Estos días, entre polémicas sobre modelos freemium, contenidos propios alojados en propiedades de terceros y migraciones forzadas como la que ha propiciado Ning, no he podido evitar pensar en cómo afectará este cambio, más allá de entornos, curvas de aprendizaje o interminables backups. Todo es contextual. A fin de cuentas, no hay plan de contingencia que lo deje todo como está.
Desde hace algún tiempo, nombro de forma irónica mi comportamiento como un “Síndrome de Diógenes Digital”. Me cuesta deshacerme de un marcador, de una simple línea escrita en el bloc de notas, de mil desarrollos comenzados, pero no acabados, los que forman el histórico sobre este teclado. Todos esos elementos acaban en carpetas desordenadas o circulan por la red sin saber exactamente cómo, dónde o por qué, siempre aderezados con un “ya los borraré”.

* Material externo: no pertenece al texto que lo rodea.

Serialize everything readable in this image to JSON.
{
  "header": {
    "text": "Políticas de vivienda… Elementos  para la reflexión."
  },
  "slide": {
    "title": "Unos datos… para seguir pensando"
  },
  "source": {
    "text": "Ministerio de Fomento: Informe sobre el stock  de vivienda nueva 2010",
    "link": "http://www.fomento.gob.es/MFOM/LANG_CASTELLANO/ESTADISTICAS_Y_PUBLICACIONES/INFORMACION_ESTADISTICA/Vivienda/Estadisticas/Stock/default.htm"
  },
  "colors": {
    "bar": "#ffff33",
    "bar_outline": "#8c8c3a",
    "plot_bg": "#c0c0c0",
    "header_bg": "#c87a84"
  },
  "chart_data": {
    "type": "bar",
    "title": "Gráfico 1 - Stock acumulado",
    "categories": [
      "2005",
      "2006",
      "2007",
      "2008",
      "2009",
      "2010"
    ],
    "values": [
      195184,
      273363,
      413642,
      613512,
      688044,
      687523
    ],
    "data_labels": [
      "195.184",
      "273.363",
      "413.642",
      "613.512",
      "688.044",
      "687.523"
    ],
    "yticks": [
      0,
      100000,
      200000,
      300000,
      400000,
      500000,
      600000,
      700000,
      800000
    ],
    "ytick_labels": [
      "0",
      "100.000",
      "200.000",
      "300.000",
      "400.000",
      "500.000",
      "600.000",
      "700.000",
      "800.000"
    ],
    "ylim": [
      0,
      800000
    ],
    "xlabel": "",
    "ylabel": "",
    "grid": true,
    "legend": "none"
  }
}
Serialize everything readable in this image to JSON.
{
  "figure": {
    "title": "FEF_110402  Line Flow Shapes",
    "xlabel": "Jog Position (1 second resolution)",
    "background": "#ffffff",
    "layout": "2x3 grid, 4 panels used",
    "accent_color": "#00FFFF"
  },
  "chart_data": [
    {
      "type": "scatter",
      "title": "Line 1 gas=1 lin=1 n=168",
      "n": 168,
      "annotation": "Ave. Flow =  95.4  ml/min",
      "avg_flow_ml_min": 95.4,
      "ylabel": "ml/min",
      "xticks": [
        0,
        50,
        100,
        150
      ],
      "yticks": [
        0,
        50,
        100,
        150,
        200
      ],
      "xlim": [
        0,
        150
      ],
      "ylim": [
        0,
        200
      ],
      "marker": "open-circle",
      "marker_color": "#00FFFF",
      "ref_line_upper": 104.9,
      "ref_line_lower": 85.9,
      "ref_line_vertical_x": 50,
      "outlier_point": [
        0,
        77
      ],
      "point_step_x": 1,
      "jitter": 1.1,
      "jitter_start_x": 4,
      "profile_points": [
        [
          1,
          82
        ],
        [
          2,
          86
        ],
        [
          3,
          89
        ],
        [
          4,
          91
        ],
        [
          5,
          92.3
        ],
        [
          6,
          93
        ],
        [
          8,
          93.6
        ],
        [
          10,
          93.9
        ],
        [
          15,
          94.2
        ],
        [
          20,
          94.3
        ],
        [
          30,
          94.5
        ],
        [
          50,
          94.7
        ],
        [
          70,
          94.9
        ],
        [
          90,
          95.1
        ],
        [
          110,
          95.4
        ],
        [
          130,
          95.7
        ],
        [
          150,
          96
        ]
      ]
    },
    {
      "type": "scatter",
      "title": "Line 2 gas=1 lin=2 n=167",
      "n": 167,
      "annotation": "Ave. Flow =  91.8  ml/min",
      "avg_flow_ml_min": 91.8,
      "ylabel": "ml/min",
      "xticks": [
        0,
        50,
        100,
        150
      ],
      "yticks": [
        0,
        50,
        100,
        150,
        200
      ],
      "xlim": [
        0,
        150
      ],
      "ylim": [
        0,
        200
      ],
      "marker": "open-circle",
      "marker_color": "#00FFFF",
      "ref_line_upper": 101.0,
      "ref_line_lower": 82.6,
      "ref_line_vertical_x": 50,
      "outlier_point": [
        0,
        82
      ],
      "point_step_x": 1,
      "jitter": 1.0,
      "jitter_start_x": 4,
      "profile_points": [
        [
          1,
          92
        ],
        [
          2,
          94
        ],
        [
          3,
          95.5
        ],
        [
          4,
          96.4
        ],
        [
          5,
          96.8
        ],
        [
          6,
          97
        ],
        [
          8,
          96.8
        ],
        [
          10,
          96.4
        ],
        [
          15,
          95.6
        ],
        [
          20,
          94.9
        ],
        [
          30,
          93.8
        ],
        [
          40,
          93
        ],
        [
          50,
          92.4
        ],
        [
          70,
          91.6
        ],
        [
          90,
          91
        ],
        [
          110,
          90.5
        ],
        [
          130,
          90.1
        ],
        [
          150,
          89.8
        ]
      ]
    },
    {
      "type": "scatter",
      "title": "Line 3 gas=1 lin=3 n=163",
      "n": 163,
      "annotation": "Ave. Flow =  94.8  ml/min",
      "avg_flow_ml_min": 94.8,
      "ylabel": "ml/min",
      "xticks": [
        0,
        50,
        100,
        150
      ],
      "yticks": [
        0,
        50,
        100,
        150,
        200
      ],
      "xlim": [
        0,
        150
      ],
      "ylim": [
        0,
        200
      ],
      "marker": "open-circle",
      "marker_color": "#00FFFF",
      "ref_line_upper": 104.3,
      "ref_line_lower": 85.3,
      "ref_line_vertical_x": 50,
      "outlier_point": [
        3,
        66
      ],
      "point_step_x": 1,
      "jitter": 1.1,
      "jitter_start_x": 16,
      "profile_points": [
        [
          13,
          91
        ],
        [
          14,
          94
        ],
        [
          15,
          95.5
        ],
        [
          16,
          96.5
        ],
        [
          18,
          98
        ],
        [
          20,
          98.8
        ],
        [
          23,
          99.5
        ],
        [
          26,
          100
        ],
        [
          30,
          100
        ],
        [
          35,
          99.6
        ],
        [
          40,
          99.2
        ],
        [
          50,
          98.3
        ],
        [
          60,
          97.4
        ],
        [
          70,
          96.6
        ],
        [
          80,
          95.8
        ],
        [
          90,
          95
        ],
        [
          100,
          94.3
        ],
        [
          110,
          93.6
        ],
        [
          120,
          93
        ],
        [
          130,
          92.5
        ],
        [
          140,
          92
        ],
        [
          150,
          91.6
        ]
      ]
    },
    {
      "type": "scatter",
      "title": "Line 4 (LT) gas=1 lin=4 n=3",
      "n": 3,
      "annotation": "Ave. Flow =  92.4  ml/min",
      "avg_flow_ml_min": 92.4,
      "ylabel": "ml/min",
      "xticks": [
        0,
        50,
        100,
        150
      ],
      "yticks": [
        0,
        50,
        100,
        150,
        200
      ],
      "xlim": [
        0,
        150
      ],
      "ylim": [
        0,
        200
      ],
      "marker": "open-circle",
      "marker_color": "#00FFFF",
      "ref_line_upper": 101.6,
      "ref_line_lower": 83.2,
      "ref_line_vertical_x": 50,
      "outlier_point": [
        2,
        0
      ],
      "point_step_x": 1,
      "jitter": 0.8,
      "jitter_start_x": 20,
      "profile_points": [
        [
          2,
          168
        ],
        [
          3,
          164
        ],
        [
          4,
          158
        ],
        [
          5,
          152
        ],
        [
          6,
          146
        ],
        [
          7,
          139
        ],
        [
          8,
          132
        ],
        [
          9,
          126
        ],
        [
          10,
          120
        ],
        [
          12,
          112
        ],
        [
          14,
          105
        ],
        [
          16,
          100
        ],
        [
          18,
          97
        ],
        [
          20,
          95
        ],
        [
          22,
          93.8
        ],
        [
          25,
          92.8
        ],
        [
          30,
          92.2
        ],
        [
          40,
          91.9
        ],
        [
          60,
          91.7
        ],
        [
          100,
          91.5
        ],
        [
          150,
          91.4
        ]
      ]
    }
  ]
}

Al mirar de nuevo a la estantería, comprendo este gusto por el caos, por la entropía. Hay comportamientos que jamás cambiará la tecnología. Seguiré "copiando archivos" mientras soy consciente del carácter único, irrepetible de esta percepción. Mi auténtica percepción.





abril 18th, 2010 - 17:20
Es verdad. Yo creo que tenemos un exceso de información y la cantidad de gadgets que Internet nos ofrece gratis en lugar de ayudar creo que hacen que nos hagamos con cosas inservibles. Yo llevo todo el fin de semana peleándome con facebook connet y Google Friend Connect y si lo pienso fríamente son dos gadgets más que solo añaden más “confusión” a mi blog, pero como me gusta tanto esto de tener el blog lleno de cosas que le puedan servir a alguien….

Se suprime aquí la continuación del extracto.